Karski no volvió a pisar
Polonia hasta 1989, cuando cayó el comunismo. Después de las giras y
conferencias para promocionar Historia de un Estado clandestino, se doctoró en
Georgetown y se convirtió en el profesor Jan Karski. En 1965, se casó con Pola
Nirenska, una coreógrafa y bailarina de origen judío-polaco. Gran parte de su
familia había muerto entre ghettos y campos de exterminio. “Aquel día me
convertí en judío”, dijo Karski refiriéndose a su casamiento. “Soy polaco,
norteamericano, judío, cristiano, católico practicante y aunque no soy un
hereje, declaro que la humanidad ha cometido un segundo pecado original: por
ignorancia autoimpuesta o por insensibilidad, por egoísmo o por hipocresía o
incluso por frío cálculo.
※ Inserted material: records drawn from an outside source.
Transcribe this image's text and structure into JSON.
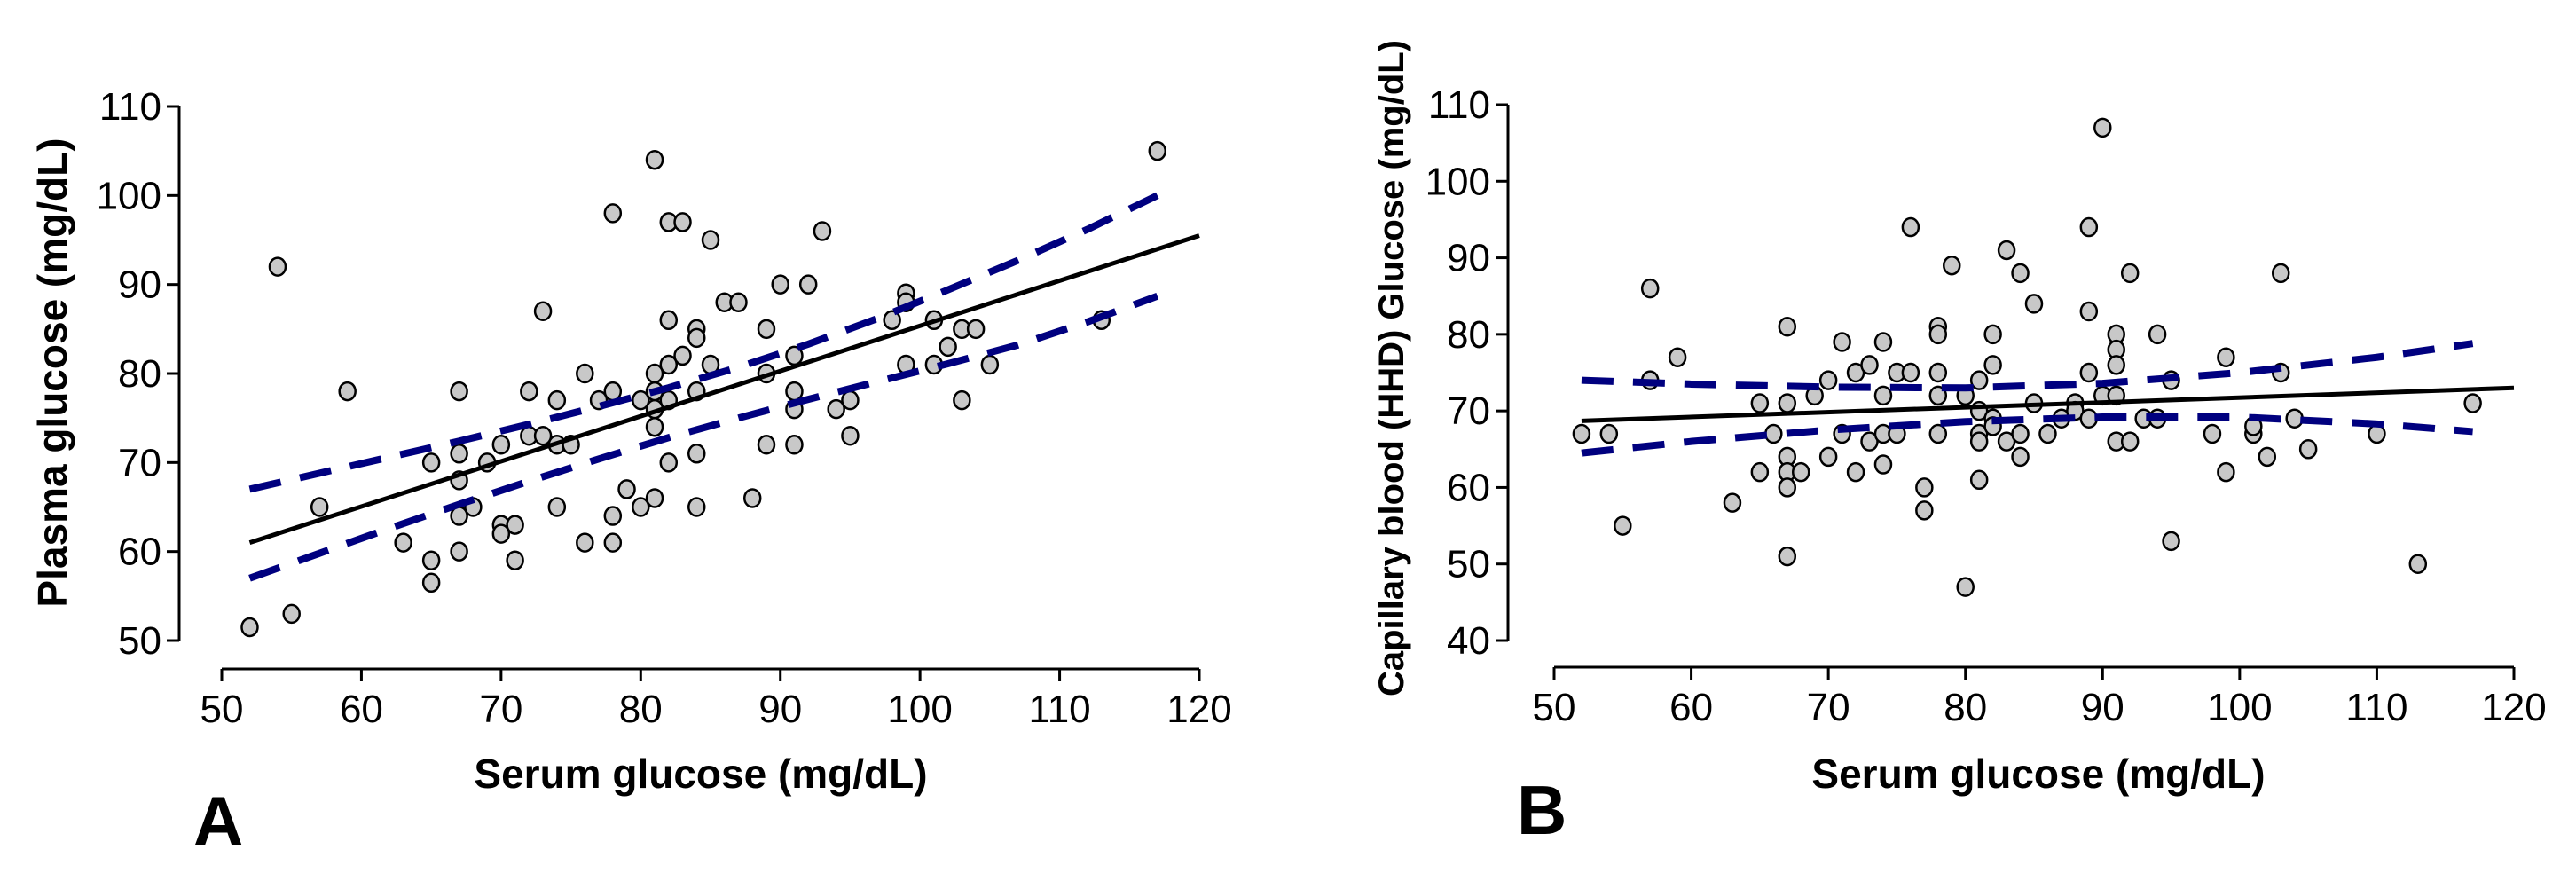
{
  "chart_data": [
    {
      "panel_label": "A",
      "type": "scatter",
      "xlabel": "Serum glucose (mg/dL)",
      "ylabel": "Plasma glucose (mg/dL)",
      "xlim": [
        50,
        120
      ],
      "ylim": [
        50,
        110
      ],
      "xticks": [
        50,
        60,
        70,
        80,
        90,
        100,
        110,
        120
      ],
      "yticks": [
        50,
        60,
        70,
        80,
        90,
        100,
        110
      ],
      "regression": {
        "x": [
          52,
          120
        ],
        "y": [
          61,
          95.5
        ]
      },
      "ci_upper": {
        "x": [
          52,
          57,
          62,
          67,
          72,
          77,
          82,
          87,
          92,
          97,
          102,
          107,
          112,
          117
        ],
        "y": [
          67,
          68.8,
          70.6,
          72.4,
          74.3,
          76.3,
          78.4,
          80.7,
          83.3,
          86.2,
          89.4,
          92.7,
          96.2,
          100
        ]
      },
      "ci_lower": {
        "x": [
          52,
          57,
          62,
          67,
          72,
          77,
          82,
          87,
          92,
          97,
          102,
          107,
          112,
          117
        ],
        "y": [
          57,
          59.8,
          62.6,
          65.3,
          67.9,
          70.4,
          72.8,
          75,
          77.1,
          79.1,
          81.1,
          83.2,
          85.8,
          88.7
        ]
      },
      "points": [
        [
          52,
          51.5
        ],
        [
          54,
          92
        ],
        [
          55,
          53
        ],
        [
          57,
          65
        ],
        [
          59,
          78
        ],
        [
          63,
          61
        ],
        [
          65,
          56.5
        ],
        [
          65,
          59
        ],
        [
          65,
          70
        ],
        [
          67,
          78
        ],
        [
          67,
          71
        ],
        [
          67,
          68
        ],
        [
          67,
          64
        ],
        [
          67,
          60
        ],
        [
          68,
          65
        ],
        [
          69,
          70
        ],
        [
          70,
          72
        ],
        [
          70,
          63
        ],
        [
          70,
          62
        ],
        [
          71,
          63
        ],
        [
          71,
          59
        ],
        [
          72,
          78
        ],
        [
          72,
          73
        ],
        [
          73,
          73
        ],
        [
          73,
          87
        ],
        [
          74,
          77
        ],
        [
          74,
          72
        ],
        [
          74,
          65
        ],
        [
          75,
          72
        ],
        [
          76,
          80
        ],
        [
          76,
          61
        ],
        [
          77,
          77
        ],
        [
          78,
          98
        ],
        [
          78,
          78
        ],
        [
          78,
          64
        ],
        [
          78,
          61
        ],
        [
          79,
          67
        ],
        [
          80,
          77
        ],
        [
          80,
          65
        ],
        [
          81,
          104
        ],
        [
          81,
          80
        ],
        [
          81,
          78
        ],
        [
          81,
          76
        ],
        [
          81,
          74
        ],
        [
          81,
          66
        ],
        [
          82,
          97
        ],
        [
          82,
          86
        ],
        [
          82,
          81
        ],
        [
          82,
          77
        ],
        [
          82,
          70
        ],
        [
          83,
          97
        ],
        [
          83,
          82
        ],
        [
          84,
          85
        ],
        [
          84,
          84
        ],
        [
          84,
          78
        ],
        [
          84,
          71
        ],
        [
          84,
          65
        ],
        [
          85,
          95
        ],
        [
          85,
          81
        ],
        [
          86,
          88
        ],
        [
          87,
          88
        ],
        [
          88,
          66
        ],
        [
          89,
          85
        ],
        [
          89,
          80
        ],
        [
          89,
          72
        ],
        [
          90,
          90
        ],
        [
          91,
          82
        ],
        [
          91,
          78
        ],
        [
          91,
          76
        ],
        [
          91,
          72
        ],
        [
          92,
          90
        ],
        [
          93,
          96
        ],
        [
          94,
          76
        ],
        [
          95,
          77
        ],
        [
          95,
          73
        ],
        [
          98,
          86
        ],
        [
          99,
          89
        ],
        [
          99,
          88
        ],
        [
          99,
          81
        ],
        [
          101,
          86
        ],
        [
          101,
          81
        ],
        [
          102,
          83
        ],
        [
          103,
          85
        ],
        [
          103,
          77
        ],
        [
          104,
          85
        ],
        [
          105,
          81
        ],
        [
          113,
          86
        ],
        [
          117,
          105
        ]
      ]
    },
    {
      "panel_label": "B",
      "type": "scatter",
      "xlabel": "Serum glucose (mg/dL)",
      "ylabel": "Capillary blood (HHD) Glucose (mg/dL)",
      "xlim": [
        50,
        120
      ],
      "ylim": [
        40,
        110
      ],
      "xticks": [
        50,
        60,
        70,
        80,
        90,
        100,
        110,
        120
      ],
      "yticks": [
        40,
        50,
        60,
        70,
        80,
        90,
        100,
        110
      ],
      "regression": {
        "x": [
          52,
          120
        ],
        "y": [
          68.7,
          73
        ]
      },
      "ci_upper": {
        "x": [
          52,
          60,
          70,
          80,
          90,
          100,
          110,
          117
        ],
        "y": [
          74,
          73.5,
          73.1,
          73,
          73.6,
          75,
          77,
          78.8
        ]
      },
      "ci_lower": {
        "x": [
          52,
          60,
          70,
          80,
          90,
          100,
          110,
          117
        ],
        "y": [
          64.5,
          66,
          67.5,
          68.6,
          69.2,
          69.2,
          68.3,
          67.3
        ]
      },
      "points": [
        [
          52,
          67
        ],
        [
          54,
          67
        ],
        [
          55,
          55
        ],
        [
          57,
          86
        ],
        [
          57,
          74
        ],
        [
          59,
          77
        ],
        [
          63,
          58
        ],
        [
          65,
          71
        ],
        [
          65,
          62
        ],
        [
          66,
          67
        ],
        [
          67,
          81
        ],
        [
          67,
          71
        ],
        [
          67,
          64
        ],
        [
          67,
          62
        ],
        [
          67,
          60
        ],
        [
          67,
          51
        ],
        [
          68,
          62
        ],
        [
          69,
          72
        ],
        [
          70,
          74
        ],
        [
          70,
          64
        ],
        [
          71,
          79
        ],
        [
          71,
          67
        ],
        [
          72,
          75
        ],
        [
          72,
          62
        ],
        [
          73,
          76
        ],
        [
          73,
          66
        ],
        [
          74,
          79
        ],
        [
          74,
          72
        ],
        [
          74,
          67
        ],
        [
          74,
          63
        ],
        [
          75,
          67
        ],
        [
          75,
          75
        ],
        [
          76,
          94
        ],
        [
          76,
          75
        ],
        [
          77,
          60
        ],
        [
          77,
          57
        ],
        [
          78,
          81
        ],
        [
          78,
          80
        ],
        [
          78,
          75
        ],
        [
          78,
          72
        ],
        [
          78,
          67
        ],
        [
          79,
          89
        ],
        [
          80,
          47
        ],
        [
          80,
          72
        ],
        [
          81,
          74
        ],
        [
          81,
          70
        ],
        [
          81,
          67
        ],
        [
          81,
          66
        ],
        [
          81,
          61
        ],
        [
          82,
          80
        ],
        [
          82,
          76
        ],
        [
          82,
          69
        ],
        [
          82,
          68
        ],
        [
          83,
          91
        ],
        [
          83,
          66
        ],
        [
          84,
          88
        ],
        [
          84,
          67
        ],
        [
          84,
          64
        ],
        [
          85,
          84
        ],
        [
          85,
          71
        ],
        [
          86,
          67
        ],
        [
          87,
          69
        ],
        [
          88,
          71
        ],
        [
          88,
          70
        ],
        [
          89,
          94
        ],
        [
          89,
          83
        ],
        [
          89,
          75
        ],
        [
          89,
          69
        ],
        [
          90,
          107
        ],
        [
          90,
          72
        ],
        [
          91,
          80
        ],
        [
          91,
          78
        ],
        [
          91,
          76
        ],
        [
          91,
          72
        ],
        [
          91,
          66
        ],
        [
          92,
          88
        ],
        [
          92,
          66
        ],
        [
          93,
          69
        ],
        [
          94,
          80
        ],
        [
          94,
          69
        ],
        [
          95,
          74
        ],
        [
          95,
          53
        ],
        [
          98,
          67
        ],
        [
          99,
          77
        ],
        [
          99,
          62
        ],
        [
          101,
          67
        ],
        [
          101,
          68
        ],
        [
          102,
          64
        ],
        [
          103,
          88
        ],
        [
          103,
          75
        ],
        [
          104,
          69
        ],
        [
          105,
          65
        ],
        [
          110,
          67
        ],
        [
          113,
          50
        ],
        [
          117,
          71
        ]
      ]
    }
  ]
}
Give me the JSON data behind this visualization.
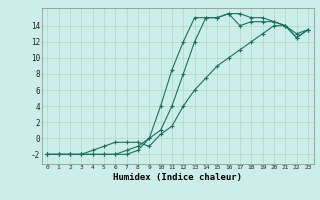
{
  "xlabel": "Humidex (Indice chaleur)",
  "bg_color": "#cceee8",
  "line_color": "#1a7060",
  "grid_color": "#b0d8cc",
  "xlim": [
    -0.5,
    23.5
  ],
  "ylim": [
    -3.2,
    16.2
  ],
  "yticks": [
    -2,
    0,
    2,
    4,
    6,
    8,
    10,
    12,
    14
  ],
  "xticks": [
    0,
    1,
    2,
    3,
    4,
    5,
    6,
    7,
    8,
    9,
    10,
    11,
    12,
    13,
    14,
    15,
    16,
    17,
    18,
    19,
    20,
    21,
    22,
    23
  ],
  "line1_x": [
    0,
    1,
    2,
    3,
    4,
    5,
    6,
    7,
    8,
    9,
    10,
    11,
    12,
    13,
    14,
    15,
    16,
    17,
    18,
    19,
    20,
    21,
    22,
    23
  ],
  "line1_y": [
    -2,
    -2,
    -2,
    -2,
    -2,
    -2,
    -2,
    -2,
    -1.5,
    0,
    4,
    8.5,
    12,
    15,
    15,
    15,
    15.5,
    15.5,
    15,
    15,
    14.5,
    14,
    12.5,
    13.5
  ],
  "line2_x": [
    0,
    1,
    2,
    3,
    4,
    5,
    6,
    7,
    8,
    9,
    10,
    11,
    12,
    13,
    14,
    15,
    16,
    17,
    18,
    19,
    20,
    21,
    22,
    23
  ],
  "line2_y": [
    -2,
    -2,
    -2,
    -2,
    -2,
    -2,
    -2,
    -1.5,
    -1,
    0,
    1,
    4,
    8,
    12,
    15,
    15,
    15.5,
    14,
    14.5,
    14.5,
    14.5,
    14,
    13,
    13.5
  ],
  "line3_x": [
    0,
    1,
    2,
    3,
    4,
    5,
    6,
    7,
    8,
    9,
    10,
    11,
    12,
    13,
    14,
    15,
    16,
    17,
    18,
    19,
    20,
    21,
    22,
    23
  ],
  "line3_y": [
    -2,
    -2,
    -2,
    -2,
    -1.5,
    -1,
    -0.5,
    -0.5,
    -0.5,
    -1,
    0.5,
    1.5,
    4,
    6,
    7.5,
    9,
    10,
    11,
    12,
    13,
    14,
    14,
    12.5,
    13.5
  ]
}
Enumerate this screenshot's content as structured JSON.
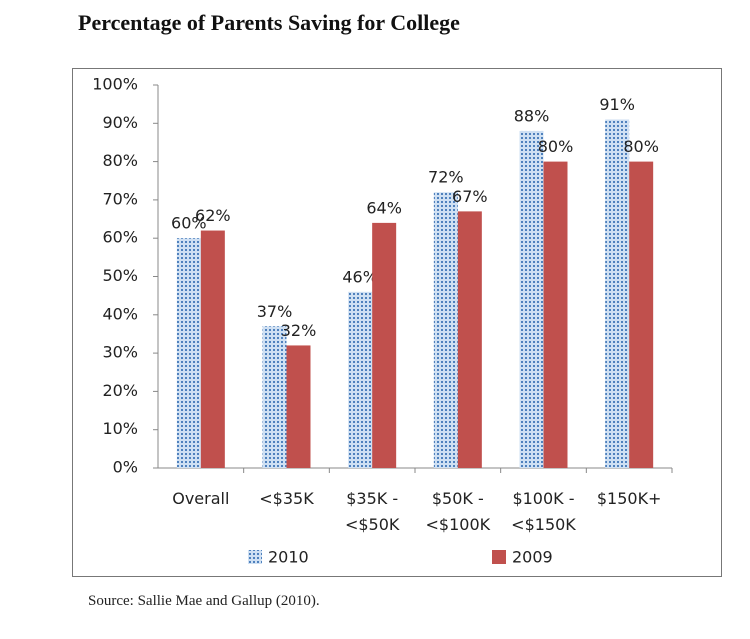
{
  "chart_data": {
    "type": "bar",
    "title": "Percentage of Parents Saving for College",
    "source": "Source: Sallie Mae and Gallup (2010).",
    "categories": [
      "Overall",
      "<$35K",
      "$35K - <$50K",
      "$50K - <$100K",
      "$100K - <$150K",
      "$150K+"
    ],
    "series": [
      {
        "name": "2010",
        "color": "#4f81bd",
        "pattern": "dots",
        "values": [
          60,
          37,
          46,
          72,
          88,
          91
        ],
        "value_labels": [
          "60%",
          "37%",
          "46%",
          "72%",
          "88%",
          "91%"
        ]
      },
      {
        "name": "2009",
        "color": "#c0504d",
        "values": [
          62,
          32,
          64,
          67,
          80,
          80
        ],
        "value_labels": [
          "62%",
          "32%",
          "64%",
          "67%",
          "80%",
          "80%"
        ]
      }
    ],
    "ylim": [
      0,
      100
    ],
    "yticks": [
      {
        "value": 0,
        "label": "0%"
      },
      {
        "value": 10,
        "label": "10%"
      },
      {
        "value": 20,
        "label": "20%"
      },
      {
        "value": 30,
        "label": "30%"
      },
      {
        "value": 40,
        "label": "40%"
      },
      {
        "value": 50,
        "label": "50%"
      },
      {
        "value": 60,
        "label": "60%"
      },
      {
        "value": 70,
        "label": "70%"
      },
      {
        "value": 80,
        "label": "80%"
      },
      {
        "value": 90,
        "label": "90%"
      },
      {
        "value": 100,
        "label": "100%"
      }
    ],
    "grid": false,
    "legend": "bottom"
  }
}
Este pecado va a perseguir a la humanidad hasta el
final de los tiempos. A mí me persigue. Y quiero que lo haga.” Pola se suicidó
en 1992.
A partir de Shoah, en la
vida de Karski hubo condecoraciones, doctorados honoris causa, conferencias,
biografías y reediciones de su libro. Se instituyeron fundaciones y premios en
su nombre, plantó su árbol como Justo entre las Naciones en el Instituto Yad
Vashem de Israel, fue nombrado ciudadano de honor de ese país. En Polonia, tras
la caída del comunismo, su nombre volvió a correr de boca en boca, a enseñarse
en los colegios.
A principios de 2014, el
Parlamento polaco declaró el “Año de Jan Karski”, con actividades y
conmemoraciones en una docena de países. Entre ellas, exhibiciones como Jan
Karski. Una misión para la humanidad, la muestra itinerante que cuenta en 27
paneles su vida, y que puede verse en el Museo del Holocausto de Buenos Aires
(Montevideo 919) hasta el 28 de febrero.
En su Lodz natal, en
Varsovia –en la plaza del flamante Museo de la Historia de los Judíos Polacos–
en la Universidad de Tel Aviv, en una esquina de Nueva York, en los jardines
del campus de Georgetown, se levantan esculturas idénticas, un banco de plaza
de tamaño real, donde se apoya un juego de ajedrez. Sentado en un rincón del
banco, con las piernas cruzadas, inmaculadamente vestido de traje y corbata, el
pelo a la gomina, el pañuelo en el bolsillo, la estatua de Jan Karski nunca
deja de tener flores y velas a sus pies.